Die 37jährige Paquette ist kein Neuling in der US-Vollblutszene. Sie bezeichnet sich selbst als „verrücktes Pferdemädchen“, das schon in ihrer Jugend kein Rennen auf den heute nicht mehr existierenden Rennbahnen ihrer Heimatregion, Rockingham Park in Salem und Suffolk Downs in Boston, verpasste. Schon im Alter von 17 Jahren arbeitete sie als Pferdepflegerin an einem Quartier, das Traber auf ihre Rennkarriere vorbereitete. Später zog es sie ins Vollblutlager. Jahrelang war sie auf den Suffolk Downs in verschiedenen Funktionen, zuletzt als stellvertretende Leiterin der Marketingabteilung, beschäftigt. An den Renntagen war sie auch als Rennanalystin aktiv und gehörte zum Team derjenigen, die dem Publikum vor den Rennen die Chancen der Starter erläuterten und ihre Tipps verkündeten.

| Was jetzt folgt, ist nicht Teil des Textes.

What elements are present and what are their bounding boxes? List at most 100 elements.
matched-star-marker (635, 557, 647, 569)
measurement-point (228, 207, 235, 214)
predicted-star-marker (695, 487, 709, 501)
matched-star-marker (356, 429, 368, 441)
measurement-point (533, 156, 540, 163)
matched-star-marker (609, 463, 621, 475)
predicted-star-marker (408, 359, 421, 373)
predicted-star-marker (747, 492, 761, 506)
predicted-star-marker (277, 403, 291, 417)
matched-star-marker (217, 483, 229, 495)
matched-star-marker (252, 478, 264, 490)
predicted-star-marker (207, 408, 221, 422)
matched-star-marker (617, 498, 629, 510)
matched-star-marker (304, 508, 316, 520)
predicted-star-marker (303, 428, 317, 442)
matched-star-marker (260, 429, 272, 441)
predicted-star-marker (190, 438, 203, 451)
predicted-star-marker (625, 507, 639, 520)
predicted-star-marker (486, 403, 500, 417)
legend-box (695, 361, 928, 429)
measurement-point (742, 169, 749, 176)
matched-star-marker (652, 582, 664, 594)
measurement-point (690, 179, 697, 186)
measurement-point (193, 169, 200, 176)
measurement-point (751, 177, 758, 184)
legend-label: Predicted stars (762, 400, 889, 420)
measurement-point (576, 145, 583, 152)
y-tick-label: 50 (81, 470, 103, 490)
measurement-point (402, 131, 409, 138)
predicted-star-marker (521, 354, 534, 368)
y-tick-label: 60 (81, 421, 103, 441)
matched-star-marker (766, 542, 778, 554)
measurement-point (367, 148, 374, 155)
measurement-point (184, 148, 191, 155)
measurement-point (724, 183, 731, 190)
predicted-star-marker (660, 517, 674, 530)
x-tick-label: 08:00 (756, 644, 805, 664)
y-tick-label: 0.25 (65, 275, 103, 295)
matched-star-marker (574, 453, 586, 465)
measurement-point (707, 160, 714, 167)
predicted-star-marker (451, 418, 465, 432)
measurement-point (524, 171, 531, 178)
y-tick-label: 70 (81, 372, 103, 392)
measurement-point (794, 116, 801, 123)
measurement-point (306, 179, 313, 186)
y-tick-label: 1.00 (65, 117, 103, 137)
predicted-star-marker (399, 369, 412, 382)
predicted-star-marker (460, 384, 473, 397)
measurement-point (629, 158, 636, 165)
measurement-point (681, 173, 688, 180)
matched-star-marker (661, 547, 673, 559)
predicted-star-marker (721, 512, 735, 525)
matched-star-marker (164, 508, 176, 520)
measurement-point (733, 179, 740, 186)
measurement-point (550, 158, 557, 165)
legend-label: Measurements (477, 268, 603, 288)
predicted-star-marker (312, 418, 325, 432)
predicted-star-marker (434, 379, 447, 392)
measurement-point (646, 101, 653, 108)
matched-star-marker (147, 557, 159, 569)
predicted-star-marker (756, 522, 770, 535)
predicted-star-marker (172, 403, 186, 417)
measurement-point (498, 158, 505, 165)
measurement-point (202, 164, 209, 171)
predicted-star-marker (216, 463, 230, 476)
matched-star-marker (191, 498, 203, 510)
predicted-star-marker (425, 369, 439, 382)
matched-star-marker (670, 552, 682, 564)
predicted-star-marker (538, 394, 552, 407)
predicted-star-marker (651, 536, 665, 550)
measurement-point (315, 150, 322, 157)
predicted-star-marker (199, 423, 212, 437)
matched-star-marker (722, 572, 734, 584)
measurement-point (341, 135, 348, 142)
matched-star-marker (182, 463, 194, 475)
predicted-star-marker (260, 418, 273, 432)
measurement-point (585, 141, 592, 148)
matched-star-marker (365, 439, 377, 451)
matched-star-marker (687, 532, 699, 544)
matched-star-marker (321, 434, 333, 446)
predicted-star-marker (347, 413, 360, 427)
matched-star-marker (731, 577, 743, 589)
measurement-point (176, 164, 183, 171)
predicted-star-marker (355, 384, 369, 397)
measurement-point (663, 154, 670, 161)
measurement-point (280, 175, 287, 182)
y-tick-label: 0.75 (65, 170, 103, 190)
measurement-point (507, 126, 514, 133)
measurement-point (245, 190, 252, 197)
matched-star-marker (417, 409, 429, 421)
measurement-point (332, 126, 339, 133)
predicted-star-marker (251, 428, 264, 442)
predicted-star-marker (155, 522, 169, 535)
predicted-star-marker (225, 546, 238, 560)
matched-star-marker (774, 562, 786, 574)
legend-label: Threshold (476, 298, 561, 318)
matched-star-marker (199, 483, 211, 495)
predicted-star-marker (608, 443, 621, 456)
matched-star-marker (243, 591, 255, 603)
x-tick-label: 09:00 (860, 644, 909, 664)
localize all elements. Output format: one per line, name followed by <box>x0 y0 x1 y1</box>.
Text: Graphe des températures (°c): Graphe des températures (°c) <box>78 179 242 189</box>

Vor acht Jahren hatte sie auf den Suffolk Downs auch ihre Premiere als Rennkommentatorin als der etatmäßig Kommentator im Verkehrschaos aufgrund eines Tornados feststeckte und erst mit enormer Verspätung auf den Suffolk Downs eintraf, so dass sie für ihn einsprang und die ersten Rennen des Tages kommentierte. Nach der Schließung der Suffolk Downs vor drei Jahren war sie als Rennanalystin auf Rennbahnen in Texas (Houston Race Park) und Virgina (Colonial Downs) tätig, engagierte sich darüber hinaus im Marketing für die Thoroughbred Retirement Foundation, einer vor 40 Jahren in den USA gegründeten Organisation, die sich um aus dem Rennsport ausscheidende Vollblüter kümmert und dafür Spenden sammelt. Sie selbst hat zwei ehemalige Rennpferde nach der Rennkarriere erworben und schenkt ihnen ein ruhiges Leben als Reitpferd.

Durch ihre vielfältigen Aktivitäten ist Jessica Paquette ein in der US-Vollblutszene gut vernetztes Multitalent, das jetzt die Chance hat, die an männliche Rennkommentatoren gewöhnten Turf-Fans davon zu überzeugen, dass die Stimme der Rennbahn auch eine weibliche sein kann. Sie will ihren eigenen Stil der Rennkommentierung entwickeln und nicht andere Kommentatoren nachahmen. Sie baut darauf, dass sich ihr eigener Enthusiasmus für die Vollblüter bei ihrer Kommentierung des Rennverlaufs auf ihre Zuhörer überträgt und sie dem Sport neue Fans erschließt.

Dass am Anfang nicht immer alles klappt, hat sie schon erleben müssen. Vertauschte Pferde in einem Rennen, schwer auszusprechende Pferdenamen, bei denen man sich im Eifer des Gefechts verhaspelt, all das gehört zu Dingen, die im Leben eines „Race Callers“ passieren. Doch sie gibt sich zuversichtlich: „Erfahrung und Routine hilft. Ich habe noch ein paar Monate bis zu meinem ersten Gr. I-Rennen. Bis dahin bin ich so weit, dass alles perfekt ist“. Die nächsten Monate werden zeigen, ob sich Paquette als Rennkommentatorin etablieren kann. Vielleicht kann sie zum „Trailblazer“ werden, der Frauen den Weg in die letzte Männerdomäne des Turfs ebnet. Ob dies nur auf den US-Rennbahnen geschieht oder ob auch eines Tages eine weibliche Stimme Galopprennen auf deutschen Rennbahnen kommentiert, wird die Zukunft zeigen. Eigentlich wäre die Zeit längst reif dafür.